Так-то, сударыня, это вам не моционом с видом на корову откупаться от именинника и, говоря начистоту, оставили бы вы меня в покое – и чем скорее, тем лучше.
От черных дум Криворотова отвлек переполненный мочевой пузырь.
Лев вышел на крыльцо, инстинктивно прикрыв срам ладонью. Предосторожность излишняя – сезон гарантировал безлюдье. Босиком по колкому мартовскому снегу Криворотов забежал за угол, улыбнулся на опаленный солнцем сугроб и принялся, облегченно подрагивая, сверлить его струей в полутора метрах от себя. У, хорошо. И сейчас хорошо, и будет хорошо, и вообще хорошо. Музыку заказываю я (пятистопный хорей, к вашему сведению). И он принялся за ежедневное омовение. Разбил пяткой наст, зачерпнул в обе горсти крупчатого колючего снега и принялся растирать себе грудь и лицо, норовя забросить пригоршню-другую на спину. Войдя во вкус самоистязания, он лег на живот в снег, а после перевалился навзничь. У-ух! – задохся он от холода и радости и, осклизаясь, скрылся в доме.
Теперь, когда он привел себя в порядок и почувствовал, что в жилах у него играет газировка, утреннее уныние показалось ему странным. Предстоящий день обещал любимую занятость ничем, содержательное безделье – кропотливое созерцание: поселковых улиц и заколоченных на зиму видавших виды дач; народа врассыпную на платформе в ожидании электрички; уродливых до стеснения сердца пригородов в окне вагона; оживления столицы, на которое он, поэт и анахорет, любовался чуть свысока. Но превыше всего – точно в небе ударили в гонг – март, весна света, прибыль дня! И за этими заботами незаметно настанет вечер, и он придет в шумный полуподвал и в свой черед прочтет с деланым равнодушием, но мнительно косясь то на Никиту, то на Арину, то на Додика, последнее стихотворение, чудесное. И скромно сядет под порывистые аплодисменты на жэковский стул. Начало стихотворения ему особенно нравилось:
В последний час дневного освещенья,
Когда причины света неясны,
Я вижу смерть не ужасом гниенья,
А в образе стеклянной тишины… и тэ дэ
Освещение строфы, осенило Криворотова вдруг, в точности совпадало с освещением давешнего сновидения. Там тоже были неясны причины света.
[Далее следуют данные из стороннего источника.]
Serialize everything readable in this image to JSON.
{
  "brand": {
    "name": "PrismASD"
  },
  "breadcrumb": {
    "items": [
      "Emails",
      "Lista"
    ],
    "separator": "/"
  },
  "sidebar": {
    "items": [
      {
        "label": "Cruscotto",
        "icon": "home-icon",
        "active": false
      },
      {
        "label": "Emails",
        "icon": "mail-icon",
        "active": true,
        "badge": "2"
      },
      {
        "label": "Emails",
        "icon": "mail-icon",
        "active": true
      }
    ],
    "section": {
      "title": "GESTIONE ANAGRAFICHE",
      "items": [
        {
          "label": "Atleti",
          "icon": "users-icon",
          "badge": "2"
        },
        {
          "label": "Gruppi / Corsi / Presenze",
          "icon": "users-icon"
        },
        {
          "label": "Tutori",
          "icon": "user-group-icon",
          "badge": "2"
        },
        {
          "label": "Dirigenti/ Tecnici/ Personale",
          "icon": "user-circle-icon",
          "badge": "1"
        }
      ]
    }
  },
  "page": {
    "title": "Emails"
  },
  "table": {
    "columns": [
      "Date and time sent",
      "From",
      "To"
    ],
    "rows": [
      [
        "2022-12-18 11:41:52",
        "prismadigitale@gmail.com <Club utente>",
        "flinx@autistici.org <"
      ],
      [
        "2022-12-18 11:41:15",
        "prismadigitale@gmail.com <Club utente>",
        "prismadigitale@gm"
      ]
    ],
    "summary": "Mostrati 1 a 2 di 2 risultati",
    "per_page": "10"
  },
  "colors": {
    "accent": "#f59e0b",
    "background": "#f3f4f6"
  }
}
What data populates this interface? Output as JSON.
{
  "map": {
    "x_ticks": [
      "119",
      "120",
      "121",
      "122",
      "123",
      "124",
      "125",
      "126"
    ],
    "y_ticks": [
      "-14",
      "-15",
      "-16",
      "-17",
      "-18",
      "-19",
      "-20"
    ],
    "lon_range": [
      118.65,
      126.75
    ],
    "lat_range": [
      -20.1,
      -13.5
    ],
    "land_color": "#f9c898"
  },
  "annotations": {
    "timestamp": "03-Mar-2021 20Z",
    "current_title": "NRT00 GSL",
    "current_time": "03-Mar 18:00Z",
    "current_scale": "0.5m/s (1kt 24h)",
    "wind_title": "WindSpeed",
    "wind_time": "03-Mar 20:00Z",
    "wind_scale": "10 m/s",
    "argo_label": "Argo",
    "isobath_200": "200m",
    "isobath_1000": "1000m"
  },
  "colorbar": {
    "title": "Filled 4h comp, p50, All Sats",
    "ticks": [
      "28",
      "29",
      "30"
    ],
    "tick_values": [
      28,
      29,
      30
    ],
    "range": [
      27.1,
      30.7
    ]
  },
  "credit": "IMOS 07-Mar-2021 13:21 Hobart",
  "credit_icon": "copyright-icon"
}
Студию Лев, понятное дело, презирал, но посещал исправно.
Другой такой паноптикум еще поискать надо! Один к одному, как на подбор! Руководитель – душа-человек, но карлик и, по слухам, швед. Почему швед? Впрочем, кто его знает: Адамсон как-никак – может, и швед, так даже интереснее. И во вкусе малютке Адамсону не откажешь: держит их с Никитой за гениев, в рот друзьям смотрит.
Перед началом заседания кто-нибудь подсаживает Отто Оттовича на высокий табурет, не видимый за фанерной кафедрой «красного уголка». А уже в следующее мгновение с «камчатки» Додик Шапиро с ужимкой конферансье провозглашает намеренно гнусным голосом:
– На дворе идет дождь, а у нас идет концерт! Первый стул, начинайте, пожалуйста! Попросим!
С неизменным успехом.
А в прошлом узник совести Вадим Ясень с удивительно круглой и красной рожей, обрамленной очень черной и глупой бородой? «Вадик мертвого расколет», – говорили
о нем с веселым почтением. И действительно: он еще только направлял стопы к какому-нибудь простодушному лирику, а тот уже суетливо шарил по карманам в поисках отступного, словно обирался перед приходом костлявой. И плата взималась не зря. Про Вадика было известно, что он «выбрал свободу», а если кто не знал о его своеобразном столпничестве, новичка драматическим шепотом ставили в известность и тот виновато раскошеливался. Никита и Лев на правах гениев обычно освобождались от добровольно-принудительных поборов. Да Ясень и сам робел приближаться к друзьям-поэтам в присутствии Арины, на дух не переносившей героя. Всякого вновь появляющегося в дверях студии Вадик встречал алкогольным экспромтом-двустишием:Здравствуй, Отто Адамсон,
Не принес ли ты флакон?
Или:
Вот блистательный Давид!
Он меня опохмелит!
И ничего: с миру по нитке – к концу поэтического сидения Вадим Ясень на выпивку себе помаленьку нарифмовывал. «И волки сыты – и целки целы», – такая была у него философия.
Послушать Вадика, выходило, что ему покоя нет ни днем, ни ночью от телефонных звонков и панибратских визитов официальных и опальных литературных знаменитостей. Недобрая молодежь, Лев с Никитой, в толк взять не могли, как и почему именно по средам Ясень манкировал столь блистательным обществом ради скромных до убожества сходок в полуподвале на Ордынке?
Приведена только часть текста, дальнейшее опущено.